Tras aproximadamente una hora de reunión, Francisco Caño y Fernando Marín han comparecido ante los medios de comunicación para dar cuenta de lo hablado. El coordinador general de IU de Madrid ha iniciado su intervención señalando que la formación quiere iniciar una nueva etapa reanudando y consolidando las relaciones con organizaciones con amplia representatividad y cuya labor se centra en la lucha por la dignificación de las condiciones de vida de los vecinos de Madrid, uno de cuyos máximos exponentes es, hoy en día, la FRAVM. Marín ha recordado que mucho militantes de IU trabajan en asociaciones de vecinos y ha agradecido la hospitalidad, el cariño y la amistad que, tanto en esta ocasión como en muchas otras, ha caracterizado la actitud de la Federación con respecto a la formación.

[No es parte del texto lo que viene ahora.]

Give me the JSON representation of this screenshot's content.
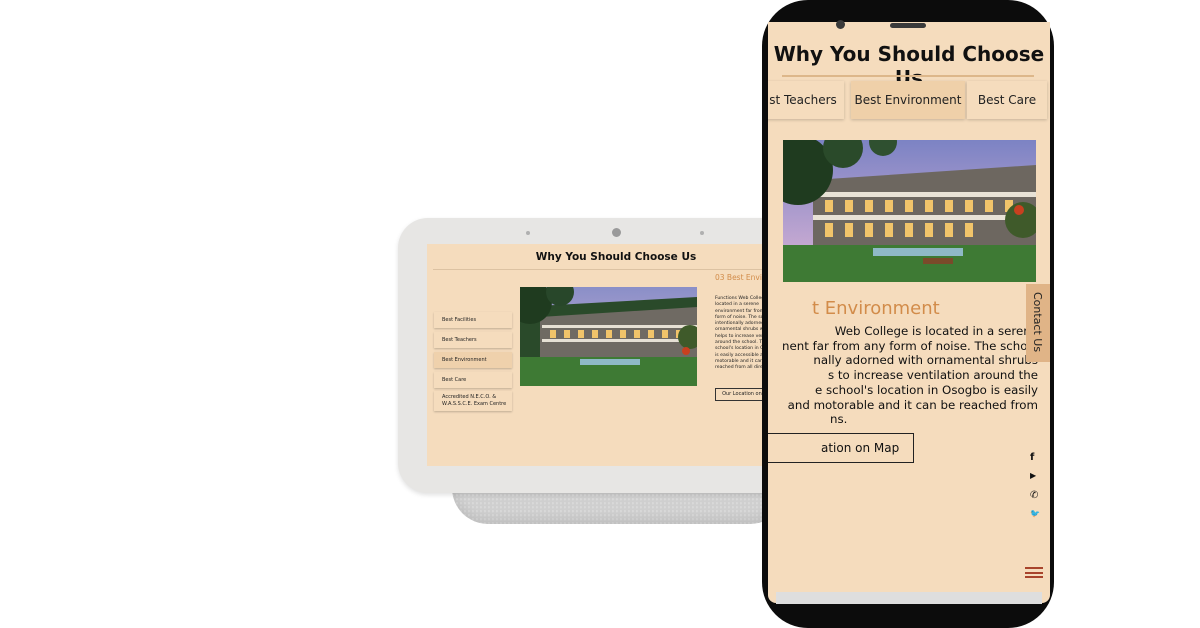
{
  "title": "Why You Should Choose Us",
  "tabs": [
    {
      "label": "Best Facilities"
    },
    {
      "label": "Best Teachers"
    },
    {
      "label": "Best Environment"
    },
    {
      "label": "Best Care"
    },
    {
      "label": "Accredited N.E.C.O. & W.A.S.S.C.E. Exam Centre"
    }
  ],
  "phone_tabs": [
    "st Teachers",
    "Best Environment",
    "Best Care"
  ],
  "section": {
    "heading": "03 Best Environment",
    "phone_heading": "t Environment",
    "body_lines": [
      "Functions Web College is",
      "located in a serene",
      "environment far from any",
      "form of noise. The school is",
      "intentionally adorned with",
      "ornamental shrubs which",
      "helps to increase ventilation",
      "around the school. The",
      "school's location in Osogbo",
      "is easily accessible and",
      "motorable and it can be",
      "reached from all directions."
    ],
    "phone_body_lines": [
      "Web College is located in a serene",
      "nent far from any form of noise. The school",
      "nally adorned with ornamental shrubs",
      "s to increase ventilation around the",
      "e school's location in Osogbo is easily",
      "and motorable and it can be reached from",
      "ns."
    ],
    "button_label": "Our Location on Map",
    "phone_button_label": "ation on Map"
  },
  "contact_label": "Contact Us",
  "social_icons": [
    "facebook-icon",
    "youtube-icon",
    "whatsapp-icon",
    "twitter-icon"
  ],
  "social_glyphs": {
    "facebook": "f",
    "youtube": "▶",
    "whatsapp": "✆",
    "twitter": "🐦"
  },
  "colors": {
    "background": "#f5dcbd",
    "accent": "#d28c4a",
    "contact_tab": "#e0b487",
    "menu": "#a8442c"
  }
}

A continuación ha señalado los temas que han centrado la reunión, haciendo especial hincapié en la modificación de la Ley del Suelo que en estos momentos están debatiendo los responsables del Gobierno regional. En este sentido, Marín ha calificado como “beligerante” la política de vivienda del equipo de Esperanza Aguirre e “inaceptable” el hecho de que el suelo destinado a vivienda pública sea escaso y, sobre todo, que sea adjudicado a promotores privados. Otro de los temas que reflejan las prioridades de ambas organizaciones es el retraso de los nuevos desarrollos urbanísticos que, según el portavoz de IU, se prestan en gran medida a la especulación. En la misma línea y, a la vez que han saludado el anuncio de que el 67% de las viviendas previstas en la Operación Campamento sean de protección oficial, exigen previsión y una construcción racional de los servicios públicos en los PAUs.

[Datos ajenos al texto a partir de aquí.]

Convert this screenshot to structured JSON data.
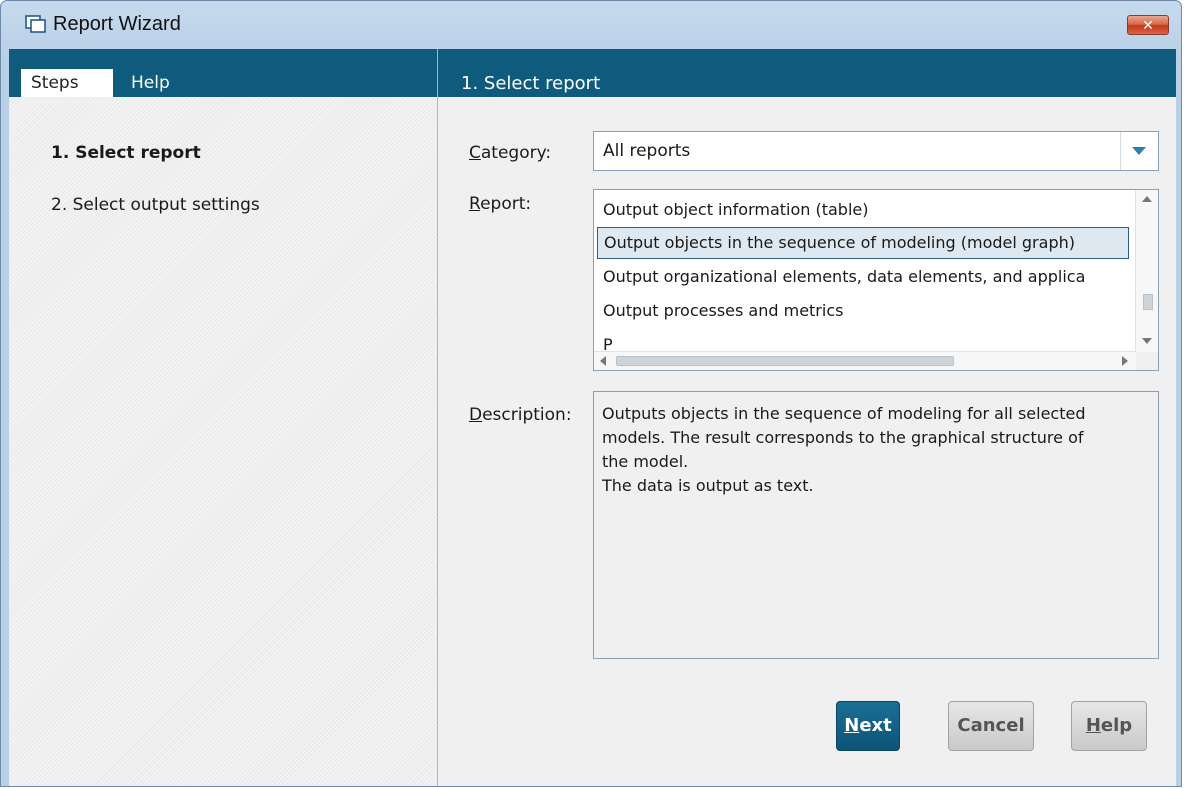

A continuación, Francisco Caño ha tomado la palabra manifestando que esta reunión bautiza una nueva etapa de la Federación en la que se hará especial hincapié en la profundización y consolidación de las relaciones de su organización tanto con la ciudadanía organizada, como con los grupos políticos y las tres administraciones, con estas últimas en tanto en cuanto considera que no está suficientemente representada en algunos órganos de poder, una situación que no se corresponde con el grado de representatividad de la Federación.

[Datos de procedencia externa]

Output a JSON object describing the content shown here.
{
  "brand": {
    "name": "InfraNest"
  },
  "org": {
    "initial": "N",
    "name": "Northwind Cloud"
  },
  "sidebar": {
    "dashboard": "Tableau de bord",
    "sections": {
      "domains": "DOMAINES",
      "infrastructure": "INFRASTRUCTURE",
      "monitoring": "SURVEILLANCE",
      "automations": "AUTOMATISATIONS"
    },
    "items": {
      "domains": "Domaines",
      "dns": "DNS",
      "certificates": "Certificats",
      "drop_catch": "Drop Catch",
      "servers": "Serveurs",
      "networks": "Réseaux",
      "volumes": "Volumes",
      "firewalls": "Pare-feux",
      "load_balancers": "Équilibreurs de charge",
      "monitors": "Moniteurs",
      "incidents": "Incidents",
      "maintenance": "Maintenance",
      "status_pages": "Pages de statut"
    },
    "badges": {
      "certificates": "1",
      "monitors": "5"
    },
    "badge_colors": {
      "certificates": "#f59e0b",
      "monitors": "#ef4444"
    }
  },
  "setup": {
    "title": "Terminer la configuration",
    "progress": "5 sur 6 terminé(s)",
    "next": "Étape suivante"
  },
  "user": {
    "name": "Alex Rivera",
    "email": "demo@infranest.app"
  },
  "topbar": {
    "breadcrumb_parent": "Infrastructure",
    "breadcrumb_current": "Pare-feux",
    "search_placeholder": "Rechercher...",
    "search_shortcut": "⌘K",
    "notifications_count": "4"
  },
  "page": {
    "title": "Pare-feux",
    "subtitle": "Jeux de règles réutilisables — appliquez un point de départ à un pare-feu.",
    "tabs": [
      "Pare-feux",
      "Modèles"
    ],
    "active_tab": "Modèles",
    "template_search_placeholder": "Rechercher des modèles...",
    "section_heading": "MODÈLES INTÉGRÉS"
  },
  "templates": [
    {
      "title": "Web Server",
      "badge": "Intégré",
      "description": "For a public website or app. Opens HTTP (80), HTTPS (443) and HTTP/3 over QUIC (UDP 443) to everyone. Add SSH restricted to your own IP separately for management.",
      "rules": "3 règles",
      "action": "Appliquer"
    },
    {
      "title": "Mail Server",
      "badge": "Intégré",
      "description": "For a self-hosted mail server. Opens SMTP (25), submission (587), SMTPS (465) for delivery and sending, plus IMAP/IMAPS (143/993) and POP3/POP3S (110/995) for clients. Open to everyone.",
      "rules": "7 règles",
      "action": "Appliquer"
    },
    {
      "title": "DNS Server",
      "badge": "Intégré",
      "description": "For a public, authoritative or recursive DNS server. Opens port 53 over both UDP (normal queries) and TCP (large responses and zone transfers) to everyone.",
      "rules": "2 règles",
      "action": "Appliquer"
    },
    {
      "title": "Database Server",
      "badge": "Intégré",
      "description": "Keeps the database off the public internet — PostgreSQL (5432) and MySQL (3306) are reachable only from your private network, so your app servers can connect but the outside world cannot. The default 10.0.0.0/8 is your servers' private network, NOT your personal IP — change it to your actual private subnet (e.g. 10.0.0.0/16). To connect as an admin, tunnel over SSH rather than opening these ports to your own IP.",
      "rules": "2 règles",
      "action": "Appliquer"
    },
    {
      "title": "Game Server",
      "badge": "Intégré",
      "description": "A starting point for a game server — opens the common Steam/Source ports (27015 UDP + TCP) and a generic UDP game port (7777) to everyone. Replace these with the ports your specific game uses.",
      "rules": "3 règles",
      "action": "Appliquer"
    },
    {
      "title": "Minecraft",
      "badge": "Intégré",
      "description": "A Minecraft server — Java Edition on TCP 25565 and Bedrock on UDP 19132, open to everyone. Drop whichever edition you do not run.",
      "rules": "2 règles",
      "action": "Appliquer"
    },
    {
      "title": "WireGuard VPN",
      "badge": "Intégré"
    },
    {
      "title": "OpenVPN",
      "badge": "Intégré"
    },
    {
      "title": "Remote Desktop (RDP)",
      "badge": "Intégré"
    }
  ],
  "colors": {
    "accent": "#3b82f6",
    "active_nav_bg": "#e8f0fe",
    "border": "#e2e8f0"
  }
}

Matizando el discurso de Marín, Caño ha señalado que uno de los “frentes de batalla” de la FRAVM, la lucha contra la carestía de la vivienda, tiene ahora más razón de ser que nunca y ha anunciado la concentración que tendrá lugar el próximo 3 de febrero en la glorieta de Antonio Garisa, en las inmediaciones de la Asamblea de Madrid, para denunciar la subida del precio del módulo de la vivienda protegida, que “ha incrementado los pisos en cinco millones de un día para otro”. Caño ha denunciado que, en los últimos tiempos, la administración regional no ha contado con los agentes sociales a la hora de definir su política de vivienda y “ha supeditado sus objetivos a intereses meramente economicistas. El otro día –ha añadido- Esperanza Aguirre me dijo que había traído una nueva idea de su viaje a China, la del derecho de superficie, una vieja idea del movimiento vecinal y de la izquierda. En fin, lo que tenemos que hacer es luchar contra los grandes y pequeños especuladores y recuperar la idea de que la vivienda se define por su valor de uso”.